Awesome is too small a word to express what Google Books has achieved. Last year Google settled the class action law suit that allows them to index out of print books that they had digitized. As part of the settlement they also have to sell the books, which means that Google is now a bookseller. The most important part of the settlement is the Books Right Registry:
"The agreement will also create an independent, not-for-profit Book Rights Registry to represent authors, publishers and other rightsholders. In essence, the Registry will help locate rightsholders and ensure that they receive the money their works earn under this agreement. You can visit the settlement administration site, the Authors Guild or the AAP to learn more about this important initiative."
One of the biggest practical issue with Intellectual Property is that it is impossible to use most Intellectual Property because you do not know who owns it, and therefore you do not know who to ask for permission to use it. Laurence Lessig has been talking about this for a long time as a part of his campaign to fix copyright laws. The establishment of a Book Rights Registry goes some way to address the problem with one type of Intellectual Property. Perhaps this will be the beginning of a trend.
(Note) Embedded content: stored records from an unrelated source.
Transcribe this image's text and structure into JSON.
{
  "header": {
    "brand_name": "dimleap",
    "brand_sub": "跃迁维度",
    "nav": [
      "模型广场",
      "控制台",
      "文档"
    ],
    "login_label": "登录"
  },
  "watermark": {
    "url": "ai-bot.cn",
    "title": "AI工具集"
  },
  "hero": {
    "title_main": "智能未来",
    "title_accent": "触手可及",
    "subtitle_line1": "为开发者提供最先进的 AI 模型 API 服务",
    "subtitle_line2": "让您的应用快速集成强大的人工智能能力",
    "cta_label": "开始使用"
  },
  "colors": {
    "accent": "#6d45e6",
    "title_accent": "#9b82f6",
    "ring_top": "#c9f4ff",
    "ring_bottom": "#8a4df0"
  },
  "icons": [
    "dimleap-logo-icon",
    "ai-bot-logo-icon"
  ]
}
I will write more about this issue another day. For now, here is how I stumbled upon the awesomeness of Google Books. My father would often quote "but tomorrow by the living god, we'll try the game again" after some setback. I knew it was from a poem, but not much more. So the other day, I typed "but tomorrow by the living god" into Google and was astonished by the progress that has been made in search over the last few years. The first entry in the search results linked to a poetry anthology in Google Books that has the full poem by John Masefield.

Masefield is best known for his poems "Sea Fever", "I must go down to the seas again, to the lonely seas and the sky, ..." and "Cargoes", "Quinquireme of Nineveh from distant Ophir, ..." For poem collectors, here is the rarely seen poem TOMORROW by John Masefield:
Oh yesterday the cutting edge drank thirstily and deep,
The upland outlaws ringed us in and herded us as sheep,
They drove us from the stricken field and bayed us into keep;
But tomorrow
By the living God, we'll try the game again!

Oh yesterday our little troop was ridden through and through,
Our swaying, tattered pennons fled a broken, beaten few,
And all a summer afternoon, they hunted us and slew;
But tomorrow
By the living God, we'll try the game again!

And here upon the turret-top the bale-fires glower red,
The wake-lights burn and drip about our hacked, disfigured dead,
And many a broken heart is here and many a broken head;
But tomorrow
By the living God, we'll try the game again!
In my original search results, there was a link to Google newspapers where a Virgin Islands Daily News edition from 1950 quotes part of the poem. This time when I did the search, that link did not come up. Instead there was a link to a 1991 zine for Vietnam War vets that quotes a verse of the poem. Who knows what you may find when you do the search.